According to Lever-Duffy and McDonald (2015) as well as Horton (2012), the incorporation of technology into the classroom has the ability to enhance the learning experience of students. The learner demographic in public schools throughout America, are products of a society that is very technological advanced. Mobile devices and social media outlets have changed the way in which we communicate. Therefore, a legitimate argument can be made regarding the use of blogs in an educational setting. For example, as noted by Hicks (2013) blogging adds to the learning environment by: (a) creating various opportunities for learners to interact with course materials, (b) interact with their peers, and (c) communicate a direct understanding of assignment tasks to instructors. In addition, blogs can also be used to improve writing skills as well as facilitate higher order thinking skills (Lever-Duffy et al., 2015).
However, no matter how beneficial and useful a learning tool may be, there are always limitations regarding its use in an educational setting. According to information cited in the literature by Hossain and Quinn (2012), blogging might be an effective learning tool to use for every subject. As cited in their study regarding a blogging activity in a Euclidean geometry course:
Difficult for New Bloggers. Some participants who did not have previous experience in blogging had difficulty starting up with the blog and writing comments. One participant noted:
“Substantive comments were hard for me to do.

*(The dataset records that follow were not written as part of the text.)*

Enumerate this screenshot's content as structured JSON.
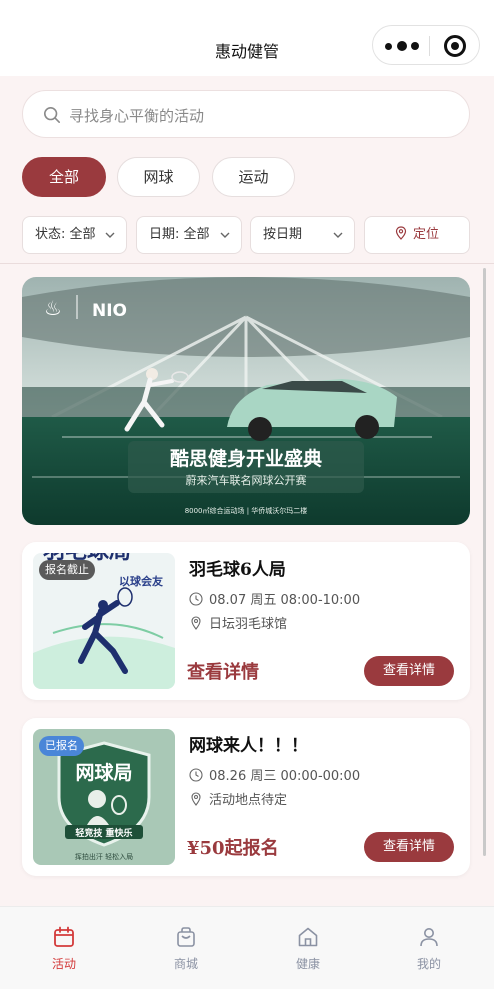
{
  "navbar": {
    "title": "惠动健管"
  },
  "search": {
    "placeholder": "寻找身心平衡的活动"
  },
  "categories": [
    {
      "label": "全部",
      "active": true
    },
    {
      "label": "网球",
      "active": false
    },
    {
      "label": "运动",
      "active": false
    }
  ],
  "filters": {
    "status": "状态: 全部",
    "date": "日期: 全部",
    "sort": "按日期",
    "location": "定位"
  },
  "banner": {
    "brand": "NIO",
    "headline": "酷思健身开业盛典",
    "subheadline": "蔚来汽车联名网球公开赛",
    "footer": "8000㎡综合运动场 | 华侨城沃尔玛二楼"
  },
  "activities": [
    {
      "badge": "报名截止",
      "badge_color": "#5a5a5a",
      "thumb_text": "羽毛球局",
      "thumb_sub": "以球会友",
      "title": "羽毛球6人局",
      "time": "08.07 周五 08:00-10:00",
      "location": "日坛羽毛球馆",
      "cta": "查看详情",
      "button": "查看详情"
    },
    {
      "badge": "已报名",
      "badge_color": "#4a86d8",
      "thumb_text": "网球局",
      "thumb_sub": "轻竞技 重快乐",
      "thumb_footer": "挥拍出汗 轻松入局",
      "title": "网球来人！！！",
      "time": "08.26 周三 00:00-00:00",
      "location": "活动地点待定",
      "cta": "¥50起报名",
      "button": "查看详情"
    }
  ],
  "tabbar": [
    {
      "label": "活动",
      "icon": "calendar-icon",
      "active": true
    },
    {
      "label": "商城",
      "icon": "bag-icon",
      "active": false
    },
    {
      "label": "健康",
      "icon": "home-icon",
      "active": false
    },
    {
      "label": "我的",
      "icon": "user-icon",
      "active": false
    }
  ],
  "colors": {
    "accent": "#9a3a3e",
    "tab_active": "#d33a3a",
    "badge_registered": "#4a86d8"
  }
}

I was never sure how to do them and I didn’t know what to write.” Another participant noted: “The discussion was hard to follow, would have been easier if the threads were separated.” (Hossain & Quinn, 2012. p. 6).
While the majority of students in the study reported no disadvantages, some found it to be difficult in using mathematics notations as well as it forced some to participate while others did not. Also, some students did not like using blogging as a learning tool; as they seemly did not like commenting on their peers work.
Hicks, K. (2013). The benefits of blogging as a learning tool, part 1. Retrieved on March 9, 2016 from http://gettingsmart.com/2013/12/benefits-blogging-learning-tool-part-1/
Horton, W. (2012). E-Learning by design (2nd ed.). San Francisco, CA: Wiley.
Hossain, M. & Quinn, R.J. (2012). Advantages and disadvantages of using a blogging activity in a college euclidean geometry course. International Journal of Computer Technology and Electronics Engineering, 2(6), 1-8.
Lever-Duffy, J. & McDonald, J. B. (2015). Teaching and learning with technology (5th ed.). Upper Saddle River, NJ: Pearson Education.